After the first staff student consultative committee some great questions, observations, and points were raised. Here are some answers or discussion to provide some of the context that was sought.
It was pointed out that research strategies appeared geared more toward project based research. Fair point I reckon. Historically and pedagogically this has been because a) over 70% do honours by project + exegesis, b) those writing theses come from disciplines where writing essays has been the norm and so largely know how to do this, and c) most doing it by project have not had to write critically to doing before. However, I think this is a very strong point so I am hoping to re-boot the research strategies class into thematic groups. This should be started this week and will probably take a couple of weeks to sort out.
There was a question about the work in the courses getting in the way of ‘meaty’ research. Not much to say or do about this. Honours is not only research, largely because historically this leads to poor outcomes (low retention rate, and feelings of isolation) as students end up only working on individual research topics (this is currently a major issue with our PhD students because all they do is their individual research). We also want our honours program to provide students with knowledge relevant to media and communications, hence the communication futures subject. We want themed labs to a) address the social/collegiate qualities of research practice and culture (which they have historically done extremely well and other honours programs regularly ask how we do it), b) to have the experience of being taught and learning about a reasonably narrow specialist topic from an active researcher in that area. In the past honours had additional coursework in semester 2. The current honours has moved all major coursework to semester one to provide time for ‘meaty’ research, as in semester 2 all you do is your research (and through the mid year break as well). With 12 hours per week available in semester one (we more or less treat a credit point as an hour of time), and 48 hours available in semester two, there is plenty of time to do meaty research – historically the issue is not that the time is not available, but that students choose not to spend it in this way.

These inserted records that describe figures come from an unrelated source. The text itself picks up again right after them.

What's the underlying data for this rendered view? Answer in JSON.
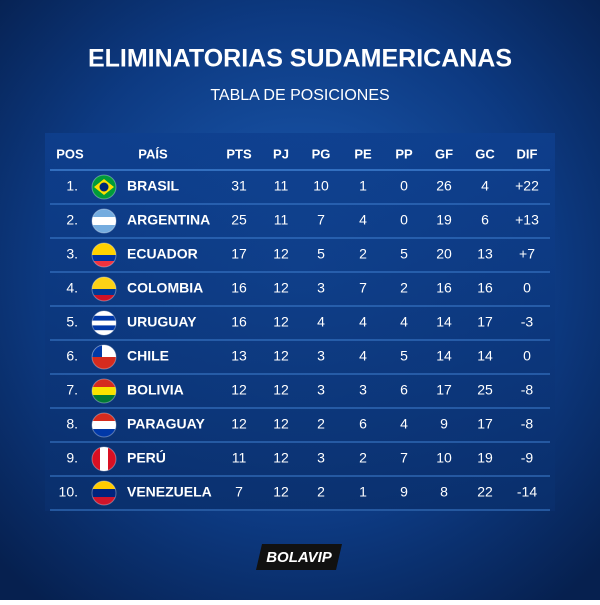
{
  "header": {
    "title": "ELIMINATORIAS SUDAMERICANAS",
    "subtitle": "TABLA DE POSICIONES"
  },
  "table": {
    "columns": [
      "POS",
      "PAÍS",
      "PTS",
      "PJ",
      "PG",
      "PE",
      "PP",
      "GF",
      "GC",
      "DIF"
    ],
    "rows": [
      [
        "1.",
        "BRASIL",
        "31",
        "11",
        "10",
        "1",
        "0",
        "26",
        "4",
        "+22"
      ],
      [
        "2.",
        "ARGENTINA",
        "25",
        "11",
        "7",
        "4",
        "0",
        "19",
        "6",
        "+13"
      ],
      [
        "3.",
        "ECUADOR",
        "17",
        "12",
        "5",
        "2",
        "5",
        "20",
        "13",
        "+7"
      ],
      [
        "4.",
        "COLOMBIA",
        "16",
        "12",
        "3",
        "7",
        "2",
        "16",
        "16",
        "0"
      ],
      [
        "5.",
        "URUGUAY",
        "16",
        "12",
        "4",
        "4",
        "4",
        "14",
        "17",
        "-3"
      ],
      [
        "6.",
        "CHILE",
        "13",
        "12",
        "3",
        "4",
        "5",
        "14",
        "14",
        "0"
      ],
      [
        "7.",
        "BOLIVIA",
        "12",
        "12",
        "3",
        "3",
        "6",
        "17",
        "25",
        "-8"
      ],
      [
        "8.",
        "PARAGUAY",
        "12",
        "12",
        "2",
        "6",
        "4",
        "9",
        "17",
        "-8"
      ],
      [
        "9.",
        "PERÚ",
        "11",
        "12",
        "3",
        "2",
        "7",
        "10",
        "19",
        "-9"
      ],
      [
        "10.",
        "VENEZUELA",
        "7",
        "12",
        "2",
        "1",
        "9",
        "8",
        "22",
        "-14"
      ]
    ]
  },
  "footer": {
    "logo": "BOLAVIP"
  }
}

A good point about honours research topics, where students are told they don’t need one to apply but then in the honours orientation workshop we wanted you to write one to help with the shuffling you to research groups and supervisors. It was pointed out that if you were asked to bring ideas about possible research topics to the orientation workshop this could be avoided. That’s a great point and if we do the same process in 2016 that is what we’ll do. (This year was the first year we allocated supervisors in this way, and obviously there are kinks that need to be ironed out. However, I think finding supervisors for everyone has been the simplest and most effective for everyone we’ve had. Particularly for new students to the school and also finding supervisors who may be outside of your undergraduate course – there is a lot of expertise in the school and so your supervisor might not be someone who has taught you before, so the issue then is how as a student can you know who might supervise. This is one of the problems we are trying to address in how we did it this year.)
Lockers. We have not allocated lockers yet because we don’t know about moving to a new room, as if we are moved then we will not be using these lockers. I appreciate that it is frustrating having lockers there and them not being used. (The lockers were only installed in 2014 so they are a recent addition to honours.) One hold up here is that the staff member who manages our buildings and would know what is actually going on here has been on leave so information has been scarce. I am asking if there is a timeline for our move, and once I have an answer there what we do next will become clear. If we do move you will still have access to the current kitchen and printer in the PhD area. We won’t have lockers but the room will have swipe card access and be only honours and not a mixed room of PhD’s and honours and researchers.
Over crowding at beginning of semester. Yes. Always is. Not a good answer perhaps but all the research shows that resourcing (eg quality of equipment and how crowded we are) runs a distant second to what gets described variously as a ‘community of practice’, ‘studio learning’, ‘academic collegiality’ and so on. this means I prefer to have a crowded room if that means the room is ours and we can do what we like in it, when we like, rather than teach in normal classrooms and have the timetable dictated to us, and we can’t rearrange the room, or leave things in there for use by classes. We usually begin honours with nearly 40, and by about now we are usually down to around 30. 30 is crowded but manageable, and that is pretty much where we are at.
There was a question about assessment in media and communication futures, and I’ve asked Linda to make sure the assessment that I understand you’ve discussed is documented. I’ve also had meetings with Lisa from the critical play lab about the precursor. The precursor is a) something you define that combines the theme of the lab with your individual research, b) with feedback from the lab leader and the lab participants, c) they generally take the form of an artefact that lets you think differently about your work (and it is an artefact because having to make physical or concrete something forces us to think through what we are doing much more than just talking about it), d) they can be experimental, d) they can let you ‘test’ in a small way your research problem and method (so it might be a ‘slice’ of your research, some interviews if you think you’re doing interviews).
Was a very good meeting, so thanks for the input, questions, and suggestions.